- Born: Iran
- Occupation: Professor
- Known for: Fellow of the Institute of Electrical and Electronics Engineers

= Ardalan Vahidi =

Mechanical Engineer

Ardalan Vahidi is an Iranian-American mechanical engineer, specializing in optimal control and estimation, energy-efficient mobility, connected and automated vehicles, electrified transportation, and human bioenergetics during exercise. He is known for his pioneering contributions to methods that significantly enhance the energy efficiency of vehicles, particularly connected and automated vehicles and hybrid electric vehicles. Vahidi has collaborated with major manufacturers such as BMW, Ford, and Cummins, and has led numerous federally sponsored projects, culminating in successful on-road demonstrations. His work has been instrumental in achieving up to 30% energy savings in vehicles through innovative algorithms and real-time optimization techniques.

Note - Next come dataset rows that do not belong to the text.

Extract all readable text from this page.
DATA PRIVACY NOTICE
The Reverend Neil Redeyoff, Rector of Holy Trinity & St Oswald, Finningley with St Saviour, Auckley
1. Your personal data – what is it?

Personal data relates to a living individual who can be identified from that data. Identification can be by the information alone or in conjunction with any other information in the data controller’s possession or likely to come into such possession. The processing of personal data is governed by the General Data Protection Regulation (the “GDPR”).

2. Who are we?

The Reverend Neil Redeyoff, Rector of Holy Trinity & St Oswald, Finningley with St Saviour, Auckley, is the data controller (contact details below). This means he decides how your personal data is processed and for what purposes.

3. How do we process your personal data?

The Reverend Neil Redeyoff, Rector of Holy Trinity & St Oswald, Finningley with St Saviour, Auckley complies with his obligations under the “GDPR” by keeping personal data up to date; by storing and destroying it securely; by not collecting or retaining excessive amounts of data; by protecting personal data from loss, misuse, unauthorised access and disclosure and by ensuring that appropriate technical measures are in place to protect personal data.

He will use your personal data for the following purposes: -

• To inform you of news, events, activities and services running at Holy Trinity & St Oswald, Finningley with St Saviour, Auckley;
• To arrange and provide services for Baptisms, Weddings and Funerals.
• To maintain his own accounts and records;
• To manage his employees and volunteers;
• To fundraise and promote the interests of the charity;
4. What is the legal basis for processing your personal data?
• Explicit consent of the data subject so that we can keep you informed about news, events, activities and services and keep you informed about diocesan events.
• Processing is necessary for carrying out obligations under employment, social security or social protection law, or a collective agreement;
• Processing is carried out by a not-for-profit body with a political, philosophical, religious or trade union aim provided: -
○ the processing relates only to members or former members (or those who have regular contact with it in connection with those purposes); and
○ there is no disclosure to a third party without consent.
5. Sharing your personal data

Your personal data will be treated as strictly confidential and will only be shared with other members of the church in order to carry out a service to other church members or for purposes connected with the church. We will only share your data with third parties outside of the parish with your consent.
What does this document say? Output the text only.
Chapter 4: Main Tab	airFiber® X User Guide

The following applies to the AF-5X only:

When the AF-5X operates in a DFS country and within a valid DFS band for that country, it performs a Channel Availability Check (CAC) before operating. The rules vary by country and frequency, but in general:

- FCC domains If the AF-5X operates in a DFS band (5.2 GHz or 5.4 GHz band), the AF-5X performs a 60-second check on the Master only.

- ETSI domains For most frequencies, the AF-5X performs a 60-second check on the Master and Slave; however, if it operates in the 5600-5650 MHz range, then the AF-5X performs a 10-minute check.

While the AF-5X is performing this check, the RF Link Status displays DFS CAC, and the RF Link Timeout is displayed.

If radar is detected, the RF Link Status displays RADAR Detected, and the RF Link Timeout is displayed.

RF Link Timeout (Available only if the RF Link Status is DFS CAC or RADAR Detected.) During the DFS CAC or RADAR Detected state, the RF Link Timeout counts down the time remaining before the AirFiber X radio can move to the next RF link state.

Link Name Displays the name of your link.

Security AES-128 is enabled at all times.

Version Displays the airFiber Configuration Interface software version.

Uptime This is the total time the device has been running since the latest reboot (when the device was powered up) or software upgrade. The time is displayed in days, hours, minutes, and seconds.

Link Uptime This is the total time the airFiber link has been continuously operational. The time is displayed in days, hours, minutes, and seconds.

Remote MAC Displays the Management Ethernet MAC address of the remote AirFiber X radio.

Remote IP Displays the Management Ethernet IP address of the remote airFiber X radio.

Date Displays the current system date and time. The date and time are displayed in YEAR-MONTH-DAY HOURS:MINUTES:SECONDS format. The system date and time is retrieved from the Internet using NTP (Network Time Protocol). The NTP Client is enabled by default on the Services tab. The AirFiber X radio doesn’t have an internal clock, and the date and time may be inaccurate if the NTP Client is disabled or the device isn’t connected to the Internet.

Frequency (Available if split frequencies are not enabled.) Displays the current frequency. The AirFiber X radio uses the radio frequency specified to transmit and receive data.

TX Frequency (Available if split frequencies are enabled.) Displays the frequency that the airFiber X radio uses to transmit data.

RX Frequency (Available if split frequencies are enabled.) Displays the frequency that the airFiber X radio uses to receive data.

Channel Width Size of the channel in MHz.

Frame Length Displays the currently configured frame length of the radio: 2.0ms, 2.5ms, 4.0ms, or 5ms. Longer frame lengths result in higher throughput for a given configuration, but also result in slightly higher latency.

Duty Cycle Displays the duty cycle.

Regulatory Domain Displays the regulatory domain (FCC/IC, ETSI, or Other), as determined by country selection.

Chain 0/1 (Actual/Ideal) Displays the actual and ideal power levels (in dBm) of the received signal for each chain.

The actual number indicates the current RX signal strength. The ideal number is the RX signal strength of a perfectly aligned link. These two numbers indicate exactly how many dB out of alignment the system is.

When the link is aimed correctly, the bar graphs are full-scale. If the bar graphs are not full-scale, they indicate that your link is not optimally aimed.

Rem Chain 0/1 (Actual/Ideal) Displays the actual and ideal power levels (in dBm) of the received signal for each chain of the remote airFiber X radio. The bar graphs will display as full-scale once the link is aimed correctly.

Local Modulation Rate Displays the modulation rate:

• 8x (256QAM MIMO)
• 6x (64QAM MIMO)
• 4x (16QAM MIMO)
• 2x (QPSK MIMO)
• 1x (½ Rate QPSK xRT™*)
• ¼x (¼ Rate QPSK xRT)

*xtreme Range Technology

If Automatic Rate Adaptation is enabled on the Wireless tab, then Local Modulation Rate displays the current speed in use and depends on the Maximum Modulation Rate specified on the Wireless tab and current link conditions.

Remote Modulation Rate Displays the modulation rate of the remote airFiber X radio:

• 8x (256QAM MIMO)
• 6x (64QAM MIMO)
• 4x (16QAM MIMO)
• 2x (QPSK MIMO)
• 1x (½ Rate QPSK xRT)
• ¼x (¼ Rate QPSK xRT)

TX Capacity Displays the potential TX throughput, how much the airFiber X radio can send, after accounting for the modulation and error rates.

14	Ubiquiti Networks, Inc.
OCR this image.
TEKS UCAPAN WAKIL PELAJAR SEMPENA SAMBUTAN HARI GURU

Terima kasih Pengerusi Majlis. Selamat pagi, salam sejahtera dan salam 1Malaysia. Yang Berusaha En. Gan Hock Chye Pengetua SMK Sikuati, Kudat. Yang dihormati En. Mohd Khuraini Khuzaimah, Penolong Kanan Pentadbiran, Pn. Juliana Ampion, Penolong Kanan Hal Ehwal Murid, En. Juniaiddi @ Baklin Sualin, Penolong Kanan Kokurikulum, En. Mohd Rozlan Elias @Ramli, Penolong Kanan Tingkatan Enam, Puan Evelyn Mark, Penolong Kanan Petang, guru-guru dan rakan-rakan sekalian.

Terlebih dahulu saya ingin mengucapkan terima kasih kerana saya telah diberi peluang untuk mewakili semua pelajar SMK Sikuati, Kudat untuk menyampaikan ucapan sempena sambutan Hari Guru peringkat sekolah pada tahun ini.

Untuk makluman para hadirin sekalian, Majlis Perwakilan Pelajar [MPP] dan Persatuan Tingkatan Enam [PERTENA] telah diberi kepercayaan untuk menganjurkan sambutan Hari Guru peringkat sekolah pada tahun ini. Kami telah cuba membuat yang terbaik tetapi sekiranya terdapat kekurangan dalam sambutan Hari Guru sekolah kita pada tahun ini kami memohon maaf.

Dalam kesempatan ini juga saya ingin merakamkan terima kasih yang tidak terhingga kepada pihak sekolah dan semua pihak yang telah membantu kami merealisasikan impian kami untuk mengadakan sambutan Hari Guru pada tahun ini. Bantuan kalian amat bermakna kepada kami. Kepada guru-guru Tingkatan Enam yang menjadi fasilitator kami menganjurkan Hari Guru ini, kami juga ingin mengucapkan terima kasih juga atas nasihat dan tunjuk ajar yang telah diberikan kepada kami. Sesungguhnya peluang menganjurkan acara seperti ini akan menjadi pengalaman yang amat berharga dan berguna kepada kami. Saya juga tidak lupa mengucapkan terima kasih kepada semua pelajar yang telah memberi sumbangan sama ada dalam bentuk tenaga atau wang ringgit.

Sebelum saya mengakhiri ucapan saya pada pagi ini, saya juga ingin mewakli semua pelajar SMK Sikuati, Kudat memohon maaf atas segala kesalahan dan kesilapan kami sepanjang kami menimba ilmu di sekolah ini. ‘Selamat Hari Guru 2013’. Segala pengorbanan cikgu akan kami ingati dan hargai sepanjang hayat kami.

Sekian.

==Early life and education==
Ardalan Vahidi completed his Ph.D. at the University of Michigan, Ann Arbor, in 2005. Prior to that, he earned his M.S. degree in Transportation Safety from George Washington University in 2001, following B.S. and M.S. degrees in Civil Engineering from Sharif University in 1996 and 1998 respectively.

==Career==

Vahidi joined Clemson University's Department of Mechanical Engineering in 2005, where he currently serves as a professor. His research focuses on developing advanced control and estimation algorithms to improve the efficiency and performance of various transportation systems. He has been particularly active in the areas of energy-efficient driving, vehicle connectivity, and autonomous driving technologies.

==Research contributions==
Throughout his career, Vahidi has made significant contributions to the field of energy-efficient mobility. His research leverages vehicle connectivity to anticipate upcoming energy demands and vehicle autonomy to provide precise control over vehicle motion. By employing real-time optimization techniques, his algorithms can devise motion plans that preserve energy, leading to reduced fuel consumption and emissions. Examples of his work include minimizing idling at urban intersections and optimizing driving behavior in stop-and-go traffic, which not only benefit individual vehicles but also contribute to traffic harmonization and overall energy efficiency.

==Awards and recognition==
In 2024, he was elected as an IEEE Fellow, one of the highest honors bestowed by the Institute of Electrical and Electronics Engineers. This recognition underscores his exceptional achievements in the control of connected, automated, and hybrid vehicles, as well as his commitment to advancing energy-efficient mobility solutions. He was also promoted to Fellow in The American Society of Mechanical Engineers (ASME) in 2020.